Loading and Unloading Reactions

• Loading and unloading of oxygen in the blood are processes of oxygen entering and leaving the blood.
• These reactions are pressure-dependent.

Carbon Dioxide Transport

• Carbon dioxide is transported in several forms in blood (dissolved, bound to hemoglobin, as bicarbonate).

Chloride Shift

• Chloride shift maintains ionic balance.
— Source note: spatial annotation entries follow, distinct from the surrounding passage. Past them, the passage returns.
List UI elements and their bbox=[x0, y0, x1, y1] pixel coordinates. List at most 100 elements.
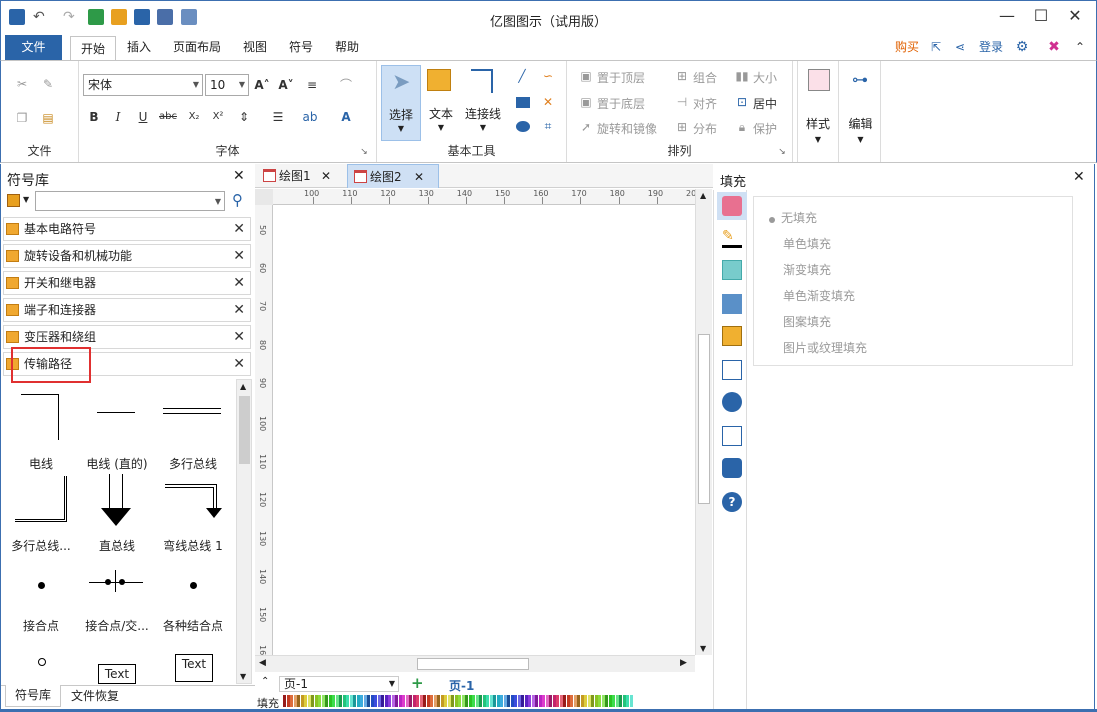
arrange-dialog-icon[interactable]: ↘ bbox=[773, 143, 791, 161]
collapse-ribbon-icon[interactable]: ⌃ bbox=[1071, 38, 1089, 56]
tab-file-recovery[interactable]: 文件恢复 bbox=[71, 686, 119, 708]
canvas-hscrollbar[interactable]: ◀ ▶ bbox=[255, 655, 695, 672]
library-item-transformers[interactable]: 变压器和绕组 ✕ bbox=[3, 325, 251, 349]
page-tab[interactable]: 页-1 bbox=[449, 677, 474, 694]
canvas-vscrollbar[interactable]: ▲ ▼ bbox=[695, 189, 712, 655]
shape-junction-cross[interactable]: 接合点/交... bbox=[79, 554, 155, 634]
scroll-down-icon[interactable]: ▼ bbox=[700, 644, 706, 653]
add-page-icon[interactable]: + bbox=[411, 674, 424, 692]
align-icon[interactable]: ≡ bbox=[303, 76, 321, 94]
drawing-page[interactable] bbox=[273, 205, 693, 655]
canvas-hscroll-thumb[interactable] bbox=[417, 658, 529, 670]
font-color-icon[interactable]: A bbox=[337, 108, 355, 126]
crop-tool-icon[interactable]: ⌗ bbox=[539, 117, 557, 135]
library-close-icon[interactable]: ✕ bbox=[233, 168, 245, 184]
group-button[interactable]: 组合 bbox=[693, 69, 717, 86]
menu-file[interactable]: 文件 bbox=[5, 35, 62, 60]
close-button[interactable]: ✕ bbox=[1059, 5, 1091, 29]
line-tool-icon[interactable]: ╱ bbox=[513, 67, 531, 85]
fill-bucket-icon[interactable] bbox=[722, 196, 742, 216]
search-icon[interactable]: ⚲ bbox=[232, 191, 243, 209]
close-icon[interactable]: ✕ bbox=[233, 245, 245, 267]
shadow-icon[interactable] bbox=[722, 260, 742, 280]
scroll-left-icon[interactable]: ◀ bbox=[259, 658, 266, 668]
shape-multi-bus-corner[interactable]: 多行总线... bbox=[3, 474, 79, 554]
radio-gradient-fill[interactable]: 渐变填充 bbox=[767, 261, 831, 278]
login-link[interactable]: 登录 bbox=[969, 35, 1013, 60]
menu-help[interactable]: 帮助 bbox=[325, 35, 369, 60]
maximize-button[interactable]: ☐ bbox=[1025, 5, 1057, 29]
shape-text-block[interactable]: Text bbox=[175, 654, 213, 682]
app-logo-icon[interactable]: ✖ bbox=[1045, 38, 1063, 56]
ellipse-tool-icon[interactable] bbox=[516, 121, 530, 132]
library-scrollbar[interactable]: ▲ ▼ bbox=[236, 379, 252, 684]
paste-icon[interactable]: ▤ bbox=[39, 109, 57, 127]
library-item-switches[interactable]: 开关和继电器 ✕ bbox=[3, 271, 251, 295]
tab-symbol-library[interactable]: 符号库 bbox=[5, 685, 61, 707]
protect-button[interactable]: 保护 bbox=[753, 120, 777, 137]
canvas-vscroll-thumb[interactable] bbox=[698, 334, 710, 504]
format-painter-icon[interactable]: ✎ bbox=[39, 75, 57, 93]
subscript-icon[interactable]: X₂ bbox=[185, 108, 203, 126]
cut-icon[interactable]: ✂ bbox=[13, 75, 31, 93]
superscript-icon[interactable]: X² bbox=[209, 108, 227, 126]
close-icon[interactable]: ✕ bbox=[233, 353, 245, 375]
gear-icon[interactable]: ⚙ bbox=[1013, 38, 1031, 56]
grow-font-icon[interactable]: A˄ bbox=[253, 76, 271, 94]
menu-home[interactable]: 开始 bbox=[70, 36, 117, 61]
shape-various-junctions[interactable]: 各种结合点 bbox=[155, 554, 231, 634]
radio-mono-gradient-fill[interactable]: 单色渐变填充 bbox=[767, 287, 855, 304]
align-button[interactable]: 对齐 bbox=[693, 95, 717, 112]
menu-symbol[interactable]: 符号 bbox=[279, 35, 323, 60]
send-back-button[interactable]: 置于底层 bbox=[597, 95, 645, 112]
menu-page-layout[interactable]: 页面布局 bbox=[163, 35, 231, 60]
attachment-icon[interactable] bbox=[722, 426, 742, 446]
size-button[interactable]: 大小 bbox=[753, 69, 777, 86]
help-icon[interactable]: ? bbox=[722, 492, 742, 512]
menu-insert[interactable]: 插入 bbox=[117, 35, 161, 60]
font-family-select[interactable]: 宋体 ▼ bbox=[83, 74, 203, 96]
close-icon[interactable]: ✕ bbox=[414, 165, 424, 189]
share-icon[interactable]: ⋖ bbox=[951, 38, 969, 56]
library-search-input[interactable]: ▼ bbox=[35, 191, 225, 211]
shape-junction[interactable]: 接合点 bbox=[3, 554, 79, 634]
radio-picture-fill[interactable]: 图片或纹理填充 bbox=[767, 339, 867, 356]
expand-pages-icon[interactable]: ⌃ bbox=[261, 676, 269, 687]
shape-multi-bus[interactable]: 多行总线 bbox=[155, 392, 231, 472]
rotate-mirror-button[interactable]: 旋转和镜像 bbox=[597, 120, 657, 137]
tab-drawing1[interactable]: 绘图1 ✕ bbox=[257, 164, 343, 188]
shape-text-box[interactable]: Text bbox=[98, 664, 136, 684]
close-icon[interactable]: ✕ bbox=[233, 218, 245, 240]
center-button[interactable]: 居中 bbox=[753, 95, 777, 112]
tab-drawing2[interactable]: 绘图2 ✕ bbox=[347, 164, 439, 188]
font-dialog-icon[interactable]: ↘ bbox=[355, 143, 373, 161]
shape-wire-straight[interactable]: 电线 (直的) bbox=[79, 392, 155, 472]
radio-solid-fill[interactable]: 单色填充 bbox=[767, 235, 831, 252]
font-size-select[interactable]: 10 ▼ bbox=[205, 74, 249, 96]
curve-tool-icon[interactable]: ∽ bbox=[539, 67, 557, 85]
close-icon[interactable]: ✕ bbox=[233, 326, 245, 348]
line-spacing-icon[interactable]: ⇕ bbox=[235, 108, 253, 126]
comment-icon[interactable] bbox=[722, 458, 742, 478]
buy-link[interactable]: 购买 bbox=[885, 35, 929, 60]
shape-wire[interactable]: 电线 bbox=[3, 392, 79, 472]
shape-bent-bus[interactable]: 弯线总线 1 bbox=[155, 474, 231, 554]
shrink-font-icon[interactable]: A˅ bbox=[277, 76, 295, 94]
page-list-icon[interactable] bbox=[722, 360, 742, 380]
bring-front-button[interactable]: 置于顶层 bbox=[597, 69, 645, 86]
rectangle-tool-icon[interactable] bbox=[516, 97, 530, 108]
library-item-rotating[interactable]: 旋转设备和机械功能 ✕ bbox=[3, 244, 251, 268]
select-tool-button[interactable]: ➤ 选择 ▼ bbox=[381, 65, 421, 141]
shape-circle-partial[interactable] bbox=[38, 658, 46, 666]
bold-icon[interactable]: B bbox=[85, 108, 103, 126]
distribute-button[interactable]: 分布 bbox=[693, 120, 717, 137]
edit-group[interactable]: ⊶ 编辑 ▼ bbox=[841, 61, 881, 162]
bullet-list-icon[interactable]: ☰ bbox=[269, 108, 287, 126]
menu-view[interactable]: 视图 bbox=[233, 35, 277, 60]
layer-icon[interactable] bbox=[722, 326, 742, 346]
scroll-down-icon[interactable]: ▼ bbox=[240, 672, 246, 681]
shape-straight-bus[interactable]: 直总线 bbox=[79, 474, 155, 554]
scroll-up-icon[interactable]: ▲ bbox=[700, 191, 706, 200]
hyperlink-icon[interactable] bbox=[722, 392, 742, 412]
scroll-right-icon[interactable]: ▶ bbox=[680, 658, 687, 668]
This involves the exchange of chloride ions for bicarbonate ions across the red blood cell membrane.

Avian Respiration

• Avian respiration is explained through key differences and their gas exchange mechanism.
• Comparisons between mammalian and avian respiratory systems are provided.
• Avian respiration differs significantly from mammalian respiration in gas exchange mechanisms and structures.

Description

Explore the basics of tissues and specialized cells in this quiz. Understand the different types of tissues and their functions, as well as the role of various specialized cells in maintaining homeostasis. Test your knowledge on protein synthesis and cellular interactions.